When it comes to sex, Katherine is equally disciplined. She’s still a virgin and broke up with her last boyfriend, she tells us, because he pressured her in bed. “He threatened that if I wouldn’t sleep with him he’d find somebody else who would,” she says. “I told him if that was all he cared about he should go right ahead.”

Like Judy, Katherine has been warned by her parents about the dangers of parking. After her second date with Michael, she invites him back to her house, where they make out in the den. Michael wants to go farther, but Katherine holds him off, dutifully performing her role as the good girl. “Let’s save something for tomorrow,” she says when he tries to reach up under her sweater.

In the chapters that follow, the pair engage in the familiar, gendered pas de deux, with Michael angling for more action and Katherine keeping him at bay. What makes her—and Forever—so interesting is that she’s actually enticed by the idea of sex.
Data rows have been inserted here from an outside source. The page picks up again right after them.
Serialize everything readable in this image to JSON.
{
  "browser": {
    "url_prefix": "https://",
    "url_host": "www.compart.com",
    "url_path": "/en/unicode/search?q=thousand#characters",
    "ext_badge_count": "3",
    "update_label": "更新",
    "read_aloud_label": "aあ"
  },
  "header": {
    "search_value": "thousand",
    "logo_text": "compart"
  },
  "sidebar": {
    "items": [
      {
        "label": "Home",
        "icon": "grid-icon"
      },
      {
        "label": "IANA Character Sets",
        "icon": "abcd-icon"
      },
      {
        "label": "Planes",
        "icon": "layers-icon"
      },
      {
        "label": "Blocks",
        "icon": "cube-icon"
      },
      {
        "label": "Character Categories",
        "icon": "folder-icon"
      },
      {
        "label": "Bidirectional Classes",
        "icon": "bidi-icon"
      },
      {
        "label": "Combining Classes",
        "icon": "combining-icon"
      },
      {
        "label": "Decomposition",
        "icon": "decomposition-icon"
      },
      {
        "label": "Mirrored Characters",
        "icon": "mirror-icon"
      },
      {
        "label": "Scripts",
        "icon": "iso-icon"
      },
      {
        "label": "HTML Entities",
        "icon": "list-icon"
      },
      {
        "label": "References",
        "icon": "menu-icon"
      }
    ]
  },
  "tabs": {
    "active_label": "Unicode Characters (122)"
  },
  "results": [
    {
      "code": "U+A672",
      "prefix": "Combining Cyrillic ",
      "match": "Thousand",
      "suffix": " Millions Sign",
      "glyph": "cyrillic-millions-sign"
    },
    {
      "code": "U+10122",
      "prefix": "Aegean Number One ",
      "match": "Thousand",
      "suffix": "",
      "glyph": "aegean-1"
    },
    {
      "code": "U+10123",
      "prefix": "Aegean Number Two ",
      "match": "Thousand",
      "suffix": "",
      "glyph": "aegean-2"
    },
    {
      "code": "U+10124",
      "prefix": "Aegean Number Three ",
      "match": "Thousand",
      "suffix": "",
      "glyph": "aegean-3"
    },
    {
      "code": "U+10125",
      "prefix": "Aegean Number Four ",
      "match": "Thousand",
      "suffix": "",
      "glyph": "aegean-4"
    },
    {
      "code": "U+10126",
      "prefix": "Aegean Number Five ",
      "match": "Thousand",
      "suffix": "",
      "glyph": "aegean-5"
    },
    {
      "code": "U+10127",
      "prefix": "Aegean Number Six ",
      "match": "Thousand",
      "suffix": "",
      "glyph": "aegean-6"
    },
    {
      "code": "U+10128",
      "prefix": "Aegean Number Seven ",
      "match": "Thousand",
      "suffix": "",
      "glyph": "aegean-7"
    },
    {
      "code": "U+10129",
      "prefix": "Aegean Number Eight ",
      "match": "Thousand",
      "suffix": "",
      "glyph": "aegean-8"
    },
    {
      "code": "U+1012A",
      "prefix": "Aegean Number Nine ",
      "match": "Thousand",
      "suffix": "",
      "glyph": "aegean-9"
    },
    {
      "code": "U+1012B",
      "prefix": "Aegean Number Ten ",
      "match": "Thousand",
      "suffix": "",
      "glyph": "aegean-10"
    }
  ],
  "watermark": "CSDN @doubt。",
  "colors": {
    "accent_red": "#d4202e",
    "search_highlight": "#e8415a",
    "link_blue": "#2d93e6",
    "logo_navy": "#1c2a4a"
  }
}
As their relationship unfolds, it becomes less about if for her, than when.

“In the old days girls were divided into two groups—those who did and those who didn’t,” Katherine muses. “Nice girls didn’t, naturally. They were the ones boys wanted to marry.” She continues to say that just because the rules have changed, it doesn’t mean that her entire generation takes sex lightly. “It’s true that we are more open than our parents but that just means we accept sex and talk about it. It doesn’t mean we are all jumping into bed together.”

Katherine isn’t jumping into bed with anyone—but in her town, teenage hanky-panky is hardly rare. Her best friend, Erica, lives on a hill, where “she’s always finding used rubbers in the street.” Erica herself is sassy, extroverted, and less sentimental about sex than Katherine is. “I’ve been thinking,” Erica tells her one day, “that it might not be a bad idea to get laid before college.” When Katherine balks because Erica doesn’t have a boyfriend, Erica is unfazed. “We look at sex differently,” she says. “I see it as a physical thing and you see it as a way of expressing love.”

In the months that follow, Erica gets involved with Michael’s friend Artie: a promising high school actor who thinks he might be gay. Erica is more than happy to help him figure himself out, though he’s mostly interested in her as a formidable board game opponent. She gets frustrated with him but there’s also a sense that in the world of the book, she and Artie are doing right by each other. By giving Artie the space to understand his sexuality—a plotline that turns tragic when he tries to take his own life—Erica slows down enough to realize that she cares more about sex than she thought she did. “I’ve been doing a lot of thinking and have decided I don’t want to fuck just for the hell of it,” she writes in a letter to Katherine near the end of the novel. “I want it to be special.”